The Oldest Mother

One Sunday morning, our pastor has a special request after his sermon,“Would all the mothers in the church please stand up?” About half the congregation rose to their feet.

“In honor of this Mother’s Day, we would like to honor our special mothers! Let’s give them a hand!”

My mother scowled during the applause. “See, you’d better appreciate me! Look how everyone else appreciates me! You never clap for me…”

I rolled my eyes; I never win these arguments. “Mom, I DO appreciate you, remember that time I…”

Shhh!” She interrupted, “Be quiet, the pastor is talking!”

The pastor smiled upon the rows of women, all glowing in a maternal light. “Today, we would like to treat our oldest mother! Mothers under the age of forty, please sit down.”
My mother immediately sat, even though it was a complete lie. She gave me the killer, “Don’t you dare say a word,” stare.

He continued, “Any ladies under fifty, have a seat…” Fewer women remained standing. “Now anyone under sixty, please be seated.”

Nagymama sat down, “This is stupid, my legs hurt,” she said in Hungarian.

My aunt pleaded, “Stand back up! They are trying to honor the oldest mother!”

Meanwhile, the pastor continued to speak, “Anyone below seventy, please sit down.”

My mother and aunt tugged on Nagymama’s elbows and she swatted at them like flies, “The both of you are crazy! Go into the water and go under it!”

“Anyone below eighty sit down.” Only one woman remained standing. The usher ran over to give her an extra microphone.

“Mrs. Daga! How old are you?”

“Eighty-two,” she said sheepishly.

“Is there anyone in the congregation older than eighty-two?” The entire church fell silent, except for the Hungarians arguing loudly in the back.

“This guy talks too much,” grandma complained. “He’s just always going, ‘Pa pa pa pa pa,’ spouting off nonsense! Let’s go home.”

The pastor ignored the bickering and continued, “Okay, so I guess the prize goes to…”

Vait, vait, vait!” my mother yelled as the ushers started to hand the Bath & Body Works gift set to Mrs. Daga. “I tink we haf dah oldest modder!” All heads turned to my grandma.

“How old are you?” the pastor asked. Nagymama looked like a deer in headlights as the usher put the microphone in her face.

One of the other ushers chimed in, “Pastor, she doesn’t understand. Here, let me try in German…” He walked over and yelled right in her ear, “Wie alt bist du?”
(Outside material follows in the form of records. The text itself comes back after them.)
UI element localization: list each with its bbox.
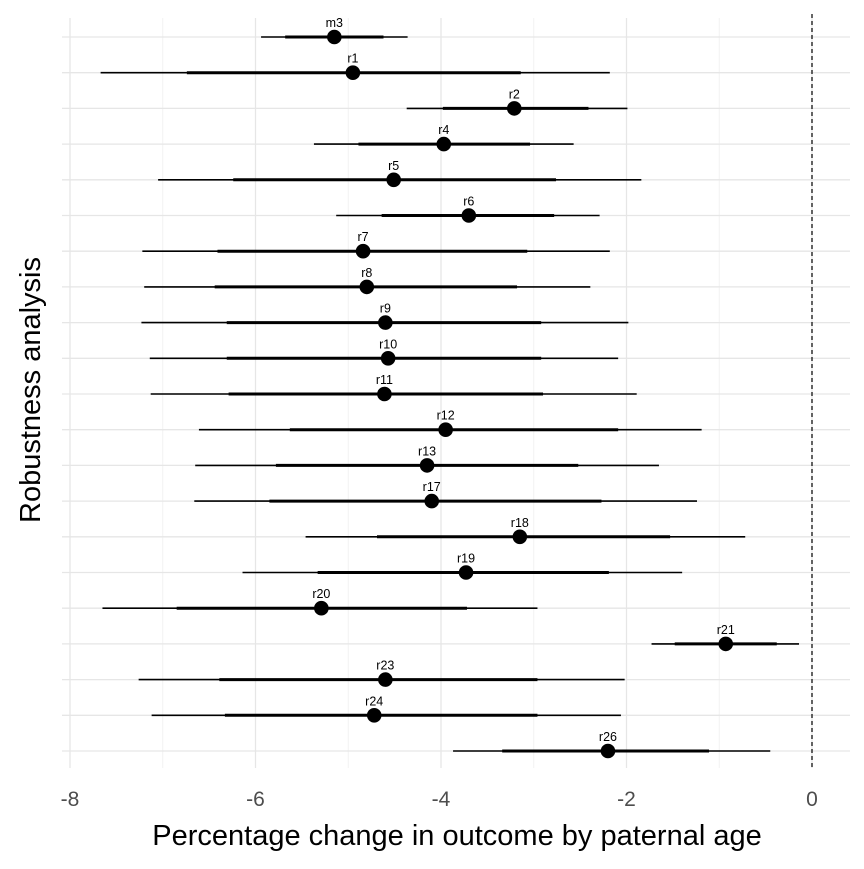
point-label: r26 — [599, 730, 617, 744]
y-axis-title: Robustness analysis — [15, 257, 47, 523]
point-label: r5 — [388, 159, 399, 173]
x-tick-labels: -8 -6 -4 -2 0 — [61, 788, 818, 811]
point-label: r18 — [511, 516, 529, 530]
estimate-point — [419, 458, 435, 473]
estimate-row: r24 — [151, 694, 621, 723]
point-label: r17 — [423, 480, 441, 494]
x-tick-label: -2 — [617, 788, 636, 811]
estimate-row: r8 — [144, 266, 591, 295]
point-label: r10 — [379, 337, 397, 351]
point-label: r6 — [463, 195, 474, 209]
estimate-point — [461, 208, 477, 223]
point-label: r11 — [376, 373, 393, 387]
estimate-point — [512, 529, 528, 545]
estimate-point — [378, 315, 393, 330]
estimate-point — [327, 29, 342, 45]
estimate-row: r17 — [194, 480, 697, 509]
point-label: r2 — [509, 87, 520, 101]
estimate-row: r1 — [100, 52, 610, 80]
estimate-row: r9 — [141, 302, 629, 330]
point-label: r9 — [380, 302, 391, 316]
estimate-row: r21 — [651, 623, 800, 652]
estimate-row: r5 — [158, 159, 642, 188]
estimate-row: r13 — [195, 444, 659, 473]
point-label: r24 — [365, 694, 383, 708]
estimate-point — [600, 743, 616, 759]
estimate-point — [506, 101, 522, 116]
estimate-point — [366, 708, 382, 723]
estimate-point — [380, 351, 396, 366]
point-label: r21 — [717, 623, 735, 637]
estimate-row: r19 — [242, 552, 683, 580]
point-label: r1 — [347, 52, 358, 66]
estimate-row: r11 — [150, 373, 637, 402]
x-tick-label: 0 — [806, 788, 818, 811]
point-label: r4 — [438, 123, 449, 137]
point-label: r23 — [376, 659, 394, 673]
estimate-row: r6 — [336, 195, 600, 223]
estimate-row: r20 — [102, 587, 538, 616]
point-label: r13 — [418, 444, 436, 458]
estimate-point — [436, 136, 452, 152]
estimate-row: r26 — [453, 730, 771, 759]
estimate-row: r7 — [142, 230, 610, 259]
estimate-point — [355, 243, 371, 259]
estimate-point — [377, 386, 392, 402]
estimate-point — [438, 422, 453, 438]
point-label: m3 — [326, 16, 343, 30]
estimate-point — [718, 636, 734, 652]
marks-layer: m3 r1 r2 r4 r5 r6 r7 r8 r9 r10 r11 r12 r13 r17 r18 r19 r… — [100, 16, 800, 759]
estimate-row: r10 — [149, 337, 619, 366]
x-tick-label: -6 — [246, 788, 265, 811]
point-label: r7 — [358, 230, 369, 244]
estimate-row: r12 — [198, 409, 702, 438]
point-label: r20 — [312, 587, 330, 601]
estimate-row: r23 — [138, 659, 625, 687]
estimate-point — [424, 493, 440, 509]
estimate-point — [359, 279, 375, 295]
estimate-row: m3 — [261, 16, 408, 45]
estimate-point — [314, 600, 329, 616]
estimate-row: r18 — [305, 516, 746, 545]
x-axis-title: Percentage change in outcome by paternal… — [152, 820, 761, 852]
estimate-point — [458, 565, 474, 580]
x-tick-label: -8 — [61, 788, 80, 811]
estimate-point — [378, 672, 393, 687]
point-label: r8 — [361, 266, 372, 280]
estimate-point — [386, 172, 401, 188]
point-label: r12 — [437, 409, 455, 423]
estimate-row: r4 — [313, 123, 574, 152]
estimate-point — [345, 65, 361, 80]
x-tick-label: -4 — [432, 788, 451, 811]
estimate-row: r2 — [406, 87, 628, 116]
point-label: r19 — [457, 552, 475, 566]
My mother looked at her, “Anyu! Hány éves vagy?”

My aunt grabbed her arm, “Câţi ani ai?”

It didn’t matter if we asked in English, German, Hungarian, Romanian, or Pig-Latin, Nagymama just clutched her purse and sat with her lips sealed.

“This is ridiculous,” I said, “She’s ninety-”

Before I could even finish that number, Nagymama leaned into the microphone. “Hallo?” she said, her voice echoing through the vast church walls.

“Yes, Karolina! How. Old. Are. YOU?”

Nagymama laughed, “Sex-ty four.”

“No, wait, she’s not sixty-four, she’s-”

Nagymama looked over at me and glared. She softly but firmly said,“You shut your mouth before I shut it for you.”

So, on that day, Mrs. Daga was accredited as the oldest mother and received the complimentary Bath & Body Works Gift Set, regardless of the fact that Nagymama had at least ten years on her.
Moral of the Story: You are only as old as you feel. If you feel good, you might as well skip the door prize and lie through your fake teeth.